Kleinbahner klagt erneut gegen Verein

Offenbar ist Karl-Heinz Oehlschlägel-Eichler dem Wadheimer Kleinbahnvereinverein zu unbequem, sodass er nun zum zweiten Mal rausgeschmissen wurde.

Von Cathrin Reichelt

Karl-Heinz Oehlschläger-Eichler gibt nicht auf. Ende November hat ihn der Kleinbahnverein zum zweiten Mal ausgeschlossen. Vor wenigen Tagen hat er zum zweiten Mal Klage dagegen eingereicht. Ab jetzt ist das Amtsgericht Hainichen für den Fall zuständig. Dorthin ist das Zivilgericht zu Jahresbeginn umgezogen.

In der Klage erklärt der Rechtsanwalt von Oehlschläger-Eichler dessen Ausschluss für unwirksam und begründet das in einem neunseitigen Anhang. So hätte der Verein zum Beispiel vor dem Ausschluss ein zweistufiges Prüfungsverfahren einleiten und seinem Mitglied gegebenenfalls eine Verwarnung oder einen Verweis erteilen müssen. Die Suche und die Abwägung eines milderen Mittels als den Ausschluss sei nicht erfolgt. Es gehe nur darum, ein ungeliebtes Mitglied, das auch unbequeme Fragen stellt, loszuwerden. Außerdem seien zu der Versammlung, die den Ausschluss beschlossen hat, nicht alle Mitglieder eingeladen gewesen. Denn neben den aktiven, gäbe es auch Fördermitglieder. Die hätten zwar kein Stimmrecht, aber eine beratende Funktion. Somit hätten sie sich zu der Sache äußern können.
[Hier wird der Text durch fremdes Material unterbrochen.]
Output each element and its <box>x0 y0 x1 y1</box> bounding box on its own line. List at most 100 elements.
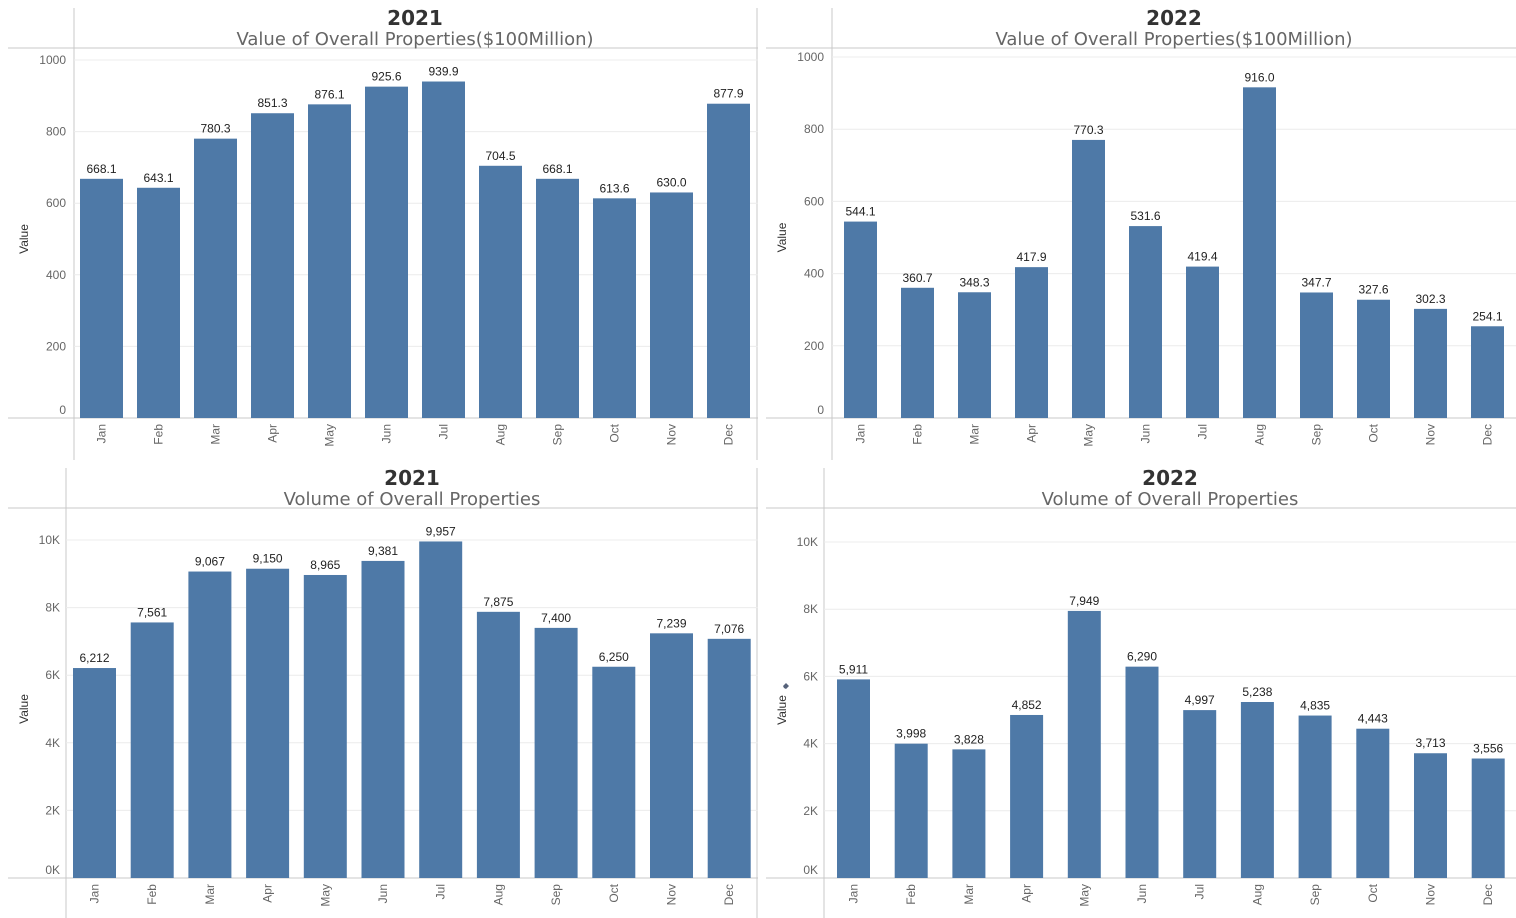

Erst Ende Oktober 2012 hatte sich Karl-Heinz Oehlschläger-Eichler in den Kleinbahnverein zurückgeklagt. Der Richter hatte damals Verfahrensfehler beim ersten Ausschlussverfahren festgestellt. Noch im Gerichtssaal kündigte Kleinbahnchef Hans-Rolf Küpper den erneuten Ausschluss von Oehlschläger-Eichler an und setzte den schon einen Monat später in die Tat um.

Oehlschläger-Eichler kämpft so verbissen um seine Mitgliedschaft, weil er damit noch ein anderes, für die Einwohner der Region wichtiges Ziel verfolgt. Als Mitglied des Kleinbahnvereins will er alles dafür tun, dass die seit dem 1. März 2011 geschlossene Brücke zwischen Rauschenthal und Kriebethal wieder geöffnet wird. Statt des 200 Meter kurzen Fußweges über die Brücke müssen die Anwohner seitdem einen sieben Kilometer langen Umweg in Kauf nehmen, um in den jeweils anderen Ort zu gelangen.